— Ты рыбу не забыл передать моим? — улыбается она, переводя разговор на другое, беспокойно ерзая.
— Нэт, нэ забыл, — отвечаю я с внезапным акцентом.
— Сам занес?
— Ну да, еще чего! У меня дел, знаешь, сколько было, боже мой! У меня минутки не было свободной.
— А как же?
— А я позвонил твоим, и Варенька прибежала.
— Куда?
— Ну, в гостиницу. Я в гостинице жил. Хорошая, Лиза, у тебя сестра. Мне понравилась.
Улыбка с ее лица исчезает. Она хмурится. А я улыбаюсь, как сатир.
Аганбегян же Купюрович встает, говоря, что покурит в холле. Правильно — иди, покури. И, едва он отходит, я гневно приступаю:
— Ну, хороша ты, Семенова! И куда ты с ним собиралась после кабака, интересно знать мне?
— Что за чушь! Никуда. Я есть захотела.
— Ври больше! Так бы тебя этот деляга и отпустил, как же!
— Слушай, перестань. Случайный знакомый. Вот и все.
— Красавец! Папашка! — злобно говорю я.
— Он не старше тебя.
— Но глупей. Я умней его. Скажешь, нет?
— Умней, умней, успокойся.
— Я спешил, Малеевку бросил — такое прекрасное место! — хотел тебя поскорей увидеть, а ты развратничаешь!
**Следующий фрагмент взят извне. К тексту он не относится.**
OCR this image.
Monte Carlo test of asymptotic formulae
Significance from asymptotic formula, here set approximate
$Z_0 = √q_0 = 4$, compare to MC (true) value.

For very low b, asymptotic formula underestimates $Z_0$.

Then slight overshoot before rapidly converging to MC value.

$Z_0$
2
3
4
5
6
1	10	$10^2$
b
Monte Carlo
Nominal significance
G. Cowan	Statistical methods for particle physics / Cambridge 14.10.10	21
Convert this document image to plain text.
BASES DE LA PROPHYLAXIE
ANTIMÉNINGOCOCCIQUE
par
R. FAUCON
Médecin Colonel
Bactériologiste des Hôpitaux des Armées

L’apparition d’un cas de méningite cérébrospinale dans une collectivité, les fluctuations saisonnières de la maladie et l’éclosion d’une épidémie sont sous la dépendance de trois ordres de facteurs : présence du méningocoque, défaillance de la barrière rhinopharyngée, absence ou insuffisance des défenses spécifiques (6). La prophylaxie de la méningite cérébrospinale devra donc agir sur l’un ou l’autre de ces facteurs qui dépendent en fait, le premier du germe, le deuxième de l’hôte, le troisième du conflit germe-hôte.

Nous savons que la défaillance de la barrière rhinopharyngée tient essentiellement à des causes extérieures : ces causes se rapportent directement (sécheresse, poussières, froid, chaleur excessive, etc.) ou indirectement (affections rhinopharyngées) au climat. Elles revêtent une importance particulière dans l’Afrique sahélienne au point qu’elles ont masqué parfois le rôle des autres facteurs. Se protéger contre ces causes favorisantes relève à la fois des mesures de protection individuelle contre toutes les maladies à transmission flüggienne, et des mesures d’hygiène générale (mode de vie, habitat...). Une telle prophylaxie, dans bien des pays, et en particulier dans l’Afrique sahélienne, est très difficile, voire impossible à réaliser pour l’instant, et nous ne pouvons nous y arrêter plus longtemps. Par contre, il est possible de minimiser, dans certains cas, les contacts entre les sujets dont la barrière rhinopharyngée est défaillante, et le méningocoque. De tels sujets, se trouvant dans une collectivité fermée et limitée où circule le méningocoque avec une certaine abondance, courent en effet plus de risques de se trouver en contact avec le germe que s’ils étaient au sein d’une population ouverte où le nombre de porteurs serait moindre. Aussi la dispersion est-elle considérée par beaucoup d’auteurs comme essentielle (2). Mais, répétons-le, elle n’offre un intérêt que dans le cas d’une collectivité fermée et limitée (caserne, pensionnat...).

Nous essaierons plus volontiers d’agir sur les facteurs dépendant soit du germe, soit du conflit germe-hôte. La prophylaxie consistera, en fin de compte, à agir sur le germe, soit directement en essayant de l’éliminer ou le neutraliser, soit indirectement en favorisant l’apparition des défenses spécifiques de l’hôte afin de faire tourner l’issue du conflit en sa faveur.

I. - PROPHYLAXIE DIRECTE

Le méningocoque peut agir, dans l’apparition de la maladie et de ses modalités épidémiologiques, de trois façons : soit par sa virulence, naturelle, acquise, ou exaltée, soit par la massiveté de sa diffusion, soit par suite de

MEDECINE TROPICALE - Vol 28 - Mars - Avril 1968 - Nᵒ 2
— О, Господи! Ну, чего городишь? — кладет она свою руку на мою.
— Ты, Семенова, меня позоришь. Я все-таки известный здесь человек, ты это осознаешь?
— Заткнись, а то рассержусь!
— Хочу знать, сколько любовников у тебя было, пока меня не было! Сколько?
— Ни одного, зануда. Я без тебя скучала.
— А коньяк пьешь с армяшкой.
— Это ты с ним будешь пить, а не я.
— Да, буду! Отомщу ему. А тебя я должен, вообще-то, по правилам зарезать.
— Ну и режь, если дурак, — отвечает наглая Семенова.
— Дома у тебя, Семенова, все в порядке, — продолжаю я. — Сестрица твоя поступает в консерваторию, так я понял. Скромная девочка. Не то, что ты!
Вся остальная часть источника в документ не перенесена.